Book Review: Happy Clouds, Happy Trees

happycloudsHappy Clouds, Happy Trees tells the story of painted Bob Ross.  The book starts with a bit of an introduction to Bob and the phenomenon surrounding him. (I feel like everyone knows who he is and everyone loves him and loved to watch him. Or at least pretty much everyone I know feels this way when his name/picture comes up.)  Then it goes in to the real meat of the book, which is separated into 4 parts. The Life and Times of Bob Ross, The Legendary Life of Bob Ross, Reflections on Bob Ross and his Work and Bob Ross Lives.

The book begins with the author mentioning how there isn’t all that much information out there about Bob Ross – many know who he is moreso by his appearance (hair) and that he used to pain happy trees and happy clouds rather than by name. Despite the lack of information being out there, I think that what they were able to find and compile for this book was a lot!  The book does contain some artwork – but it is all other people’s depictions of Bob and not Bob’s work.

Bob will live on through his art and as a cultural phenomenon. (You can find stuff about Bob on Twitter and Tumblr – as well as other sites – that didn’t exist during his life from those who are still just discovering him.) He may even be more popular now than he was during his life.

I received a free e-copy of this book in order to write this review. I was not otherwise compensated.

About the Book

An exploration of one of the most beloved and talented artists and painting instructors ever to teach on American television

Readers will know Bob Ross (1942–1995) as the gentle, afro’d painter of happy trees on PBS. And while the Florida-born artist is reviled or ignored by the elite art world and scholarly art educators, he continues to be embraced around the globe as a healer and painter, even decades after his death. In Happy Clouds, Happy Trees, the authors thoughtfully explore how the Bob Ross phenomenon grew into a juggernaut.

Although his sincerity in embracing democracy, gift economies, conservation, and self-help may have left him previously denigrated as a subject of rigorous scholarship, this book uses contemporary art theory to explore the sophistication of Bob Ross’s vision as an artist. It traces the ways in which his many fans have worshiped, emulated, and parodied him and his work. His technique allowed him to paint over 35,000 paintings in his lifetime, mostly of mountains and trees in landscapes heavily influenced by his time in the Air Force and stationed in Alaska.

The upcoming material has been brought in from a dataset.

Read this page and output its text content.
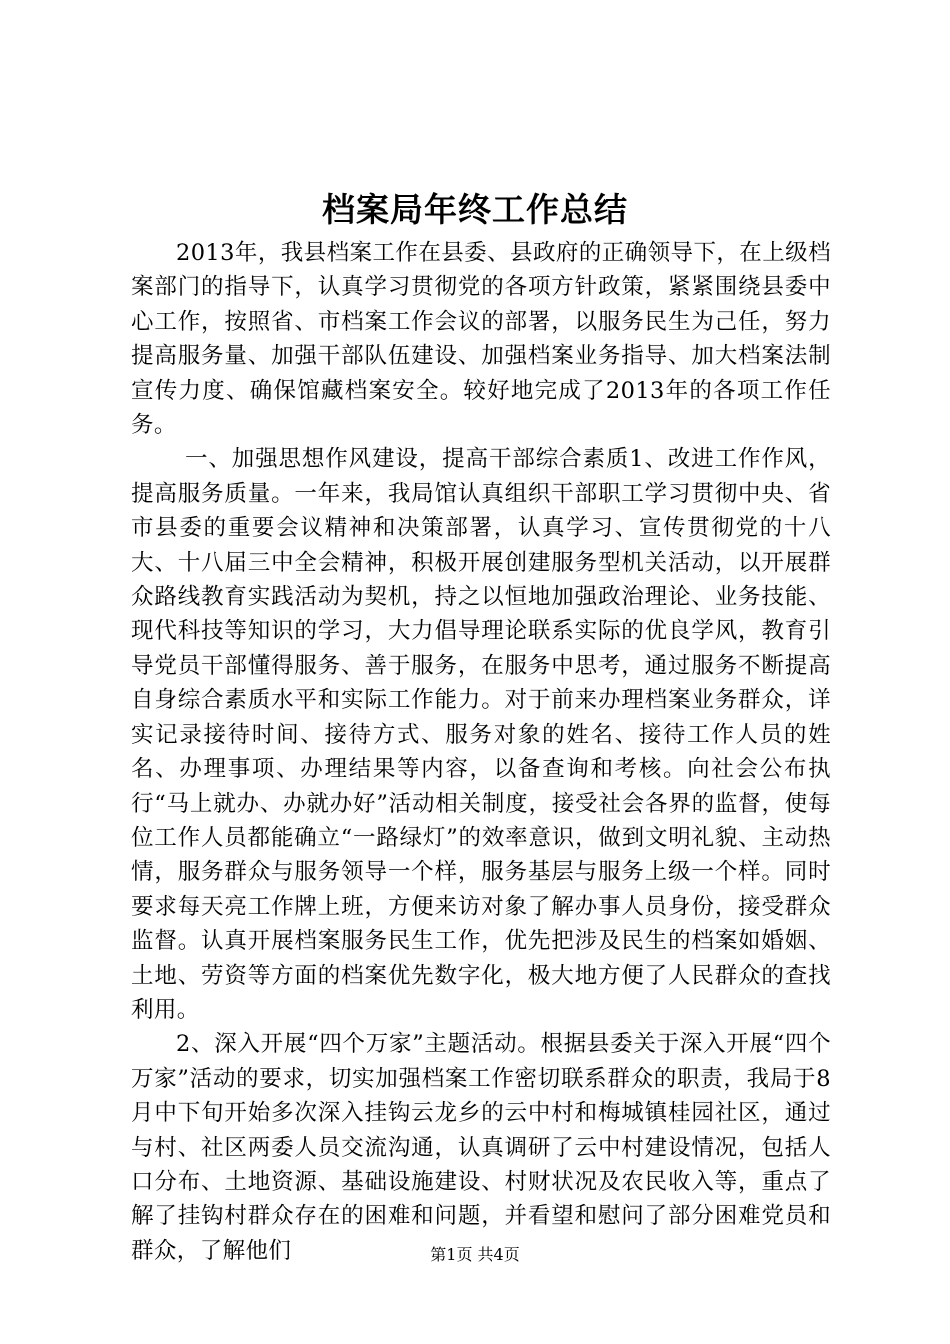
档案局年终工作总结

2013年，我县档案工作在县委、县政府的正确领导下，在上级档案部门的指导下，认真学习贯彻党的各项方针政策，紧紧围绕县委中心工作，按照省、市档案工作会议的部署，以服务民生为己任，努力提高服务量、加强干部队伍建设、加强档案业务指导、加大档案法制宣传力度、确保馆藏档案安全。较好地完成了2013年的各项工作任务。

一、加强思想作风建设，提高干部综合素质1、改进工作作风，提高服务质量。一年来，我局馆认真组织干部职工学习贯彻中央、省市县委的重要会议精神和决策部署，认真学习、宣传贯彻党的十八大、十八届三中全会精神，积极开展创建服务型机关活动，以开展群众路线教育实践活动为契机，持之以恒地加强政治理论、业务技能、现代科技等知识的学习，大力倡导理论联系实际的优良学风，教育引导党员干部懂得服务、善于服务，在服务中思考，通过服务不断提高自身综合素质水平和实际工作能力。对于前来办理档案业务群众，详实记录接待时间、接待方式、服务对象的姓名、接待工作人员的姓名、办理事项、办理结果等内容，以备查询和考核。向社会公布执行“马上就办、办就办好”活动相关制度，接受社会各界的监督，使每位工作人员都能确立“一路绿灯”的效率意识，做到文明礼貌、主动热情，服务群众与服务领导一个样，服务基层与服务上级一个样。同时要求每天亮工作牌上班，方便来访对象了解办事人员身份，接受群众监督。认真开展档案服务民生工作，优先把涉及民生的档案如婚姻、土地、劳资等方面的档案优先数字化，极大地方便了人民群众的查找利用。

2、深入开展“四个万家”主题活动。根据县委关于深入开展“四个万家”活动的要求，切实加强档案工作密切联系群众的职责，我局于8月中下旬开始多次深入挂钩云龙乡的云中村和梅城镇桂园社区，通过与村、社区两委人员交流沟通，认真调研了云中村建设情况，包括人口分布、土地资源、基础设施建设、村财状况及农民收入等，重点了解了挂钩村群众存在的困难和问题，并看望和慰问了部分困难党员和群众，了解他们	第1页 共4页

The authors address issues of amateur art, sentimentality, imitation, boredom, seduction, and democratic practices in the art world. They fully examine Ross as a painter, teacher, healer, media star, performer, magician, and networker. In-depth comparisons are made to Andy Warhol and Thomas Kinkade, and mention is made of his life in relation to Joseph Beuys, Elvis Presley, St. Francis of Assisi, Carl Rogers, and many other creative personalities. In the end, Happy Clouds, Happy Treespresents Ross as a gift giver, someone who freely teaches the act of painting to anyone who believes in Ross’s vision that “this is your world.”

Kristin G. Congdon, Winter Park, Florida, is professor emerita of philosophy and humanities at the University of Central Florida. Her authored or coauthored books include American Folk Art: A Regional Reference (2012) and Just Above the Water: Florida Folk Art (2006). Doug Blandy, Eugene, Oregon, is professor and senior vice provost for academic affairs at the University of Oregon. He has been published in Studies in Art Education and Art Education among other journals and has coedited five anthologies in art education. Painter Danny Coeyman, Brooklyn, New York, earned his MFA from Parsons in 2006 and received a Jack Kent Cooke Fellowship.